The International Labor Organization estimates that there are approximately 25M human trafficking victims globally, a number that Uber hopes to reduce significantly by launching a new initiative to provide education and promote awareness to all driver-partners across the nation.
As society becomes more and more technologically advanced, it’s becoming easier to buy and sell victims online. Traffickers utilize multiple forms of transportation to deliver victims to their clients. With the rising popularity of app-based ride services, Uber believes that it is its duty to enlist drivers to help put a stop to human trafficking.
Uber is the first and only on-demand company to sign The Code, promising to protect children from trafficking. Uber has been working alongside the National Center for Missing and Exploited Children, ECPAT-USA and The McCain Institute in order to develop resources that will help train U.S. drivers to identify and report suspected cases of human trafficking.
“[Uber] [d]rivers are uniquely positioned to help identify and ultimately prevent human trafficking,” wrote Tracey Breeden, Uber Safety Communications Lead and a former police detective.

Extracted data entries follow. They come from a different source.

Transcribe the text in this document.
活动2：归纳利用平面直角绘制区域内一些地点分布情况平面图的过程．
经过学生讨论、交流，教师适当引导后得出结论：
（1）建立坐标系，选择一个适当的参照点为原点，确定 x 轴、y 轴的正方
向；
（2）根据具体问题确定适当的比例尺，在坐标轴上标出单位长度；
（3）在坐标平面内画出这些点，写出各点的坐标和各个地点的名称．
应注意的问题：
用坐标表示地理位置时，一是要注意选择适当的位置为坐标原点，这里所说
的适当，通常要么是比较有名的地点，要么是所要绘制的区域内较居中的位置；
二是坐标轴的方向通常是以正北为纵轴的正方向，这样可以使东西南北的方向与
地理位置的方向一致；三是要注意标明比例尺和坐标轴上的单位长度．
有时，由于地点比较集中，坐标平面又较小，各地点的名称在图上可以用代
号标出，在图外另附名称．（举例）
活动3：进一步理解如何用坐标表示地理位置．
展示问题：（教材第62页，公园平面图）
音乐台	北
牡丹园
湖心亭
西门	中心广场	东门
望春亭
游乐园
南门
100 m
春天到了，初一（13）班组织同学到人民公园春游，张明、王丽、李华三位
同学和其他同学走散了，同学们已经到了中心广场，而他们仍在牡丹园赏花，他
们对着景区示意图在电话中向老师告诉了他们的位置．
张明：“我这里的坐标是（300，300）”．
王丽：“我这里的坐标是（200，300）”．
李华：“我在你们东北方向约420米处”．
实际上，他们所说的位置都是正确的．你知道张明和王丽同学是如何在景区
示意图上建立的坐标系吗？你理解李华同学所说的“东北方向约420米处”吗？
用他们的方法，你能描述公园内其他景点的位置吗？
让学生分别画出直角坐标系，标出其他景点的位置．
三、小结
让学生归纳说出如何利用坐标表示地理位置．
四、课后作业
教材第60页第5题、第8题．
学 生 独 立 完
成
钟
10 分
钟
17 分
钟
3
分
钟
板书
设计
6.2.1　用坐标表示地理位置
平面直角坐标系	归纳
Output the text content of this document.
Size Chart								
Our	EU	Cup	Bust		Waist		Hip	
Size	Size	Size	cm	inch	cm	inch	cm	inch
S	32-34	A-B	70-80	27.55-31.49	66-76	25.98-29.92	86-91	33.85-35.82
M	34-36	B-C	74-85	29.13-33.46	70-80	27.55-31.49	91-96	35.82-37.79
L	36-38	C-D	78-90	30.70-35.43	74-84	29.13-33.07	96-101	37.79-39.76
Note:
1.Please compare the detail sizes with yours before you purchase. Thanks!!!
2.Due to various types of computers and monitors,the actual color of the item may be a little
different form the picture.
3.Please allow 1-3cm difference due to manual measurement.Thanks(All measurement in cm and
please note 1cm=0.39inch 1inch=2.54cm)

Drivers are able to call or text the hotline at any time.
Uber’s new effort to promote the National Human Trafficking Hotline, operated by their newest partner Polaris, provides drivers a convenient resource to safely and proactively report questionable behavior that could potentially be related to trafficking cases. The hotline number is available to drivers via the Uber app alongside information about recognizing red flags.
“I am so pleased that Uber is informing its drivers in the U.S. about the warning signs of trafficking and that we are seeing a tangible effect of these efforts in victims being rescued and traffickers arrested,” Cindy McCain of The McCain Institute Human Trafficking Advisory Council said of Uber’s commitment to the initiative.
Avila was the recipient of the 2017 National Center for Missing and Exploited Children Hope Award for his actions that lead to the arrest of three traffickers. The 16-year-old victim was reunited with her family and Avila’s story has inspired others to be more aware of situations that might be unfolding in the backseat of their cars. Drivers all over the country have been credited with interference in sex trafficking scenarios and many lives have been saved due to the driver’s ability to react responsibly and make accurate judgments.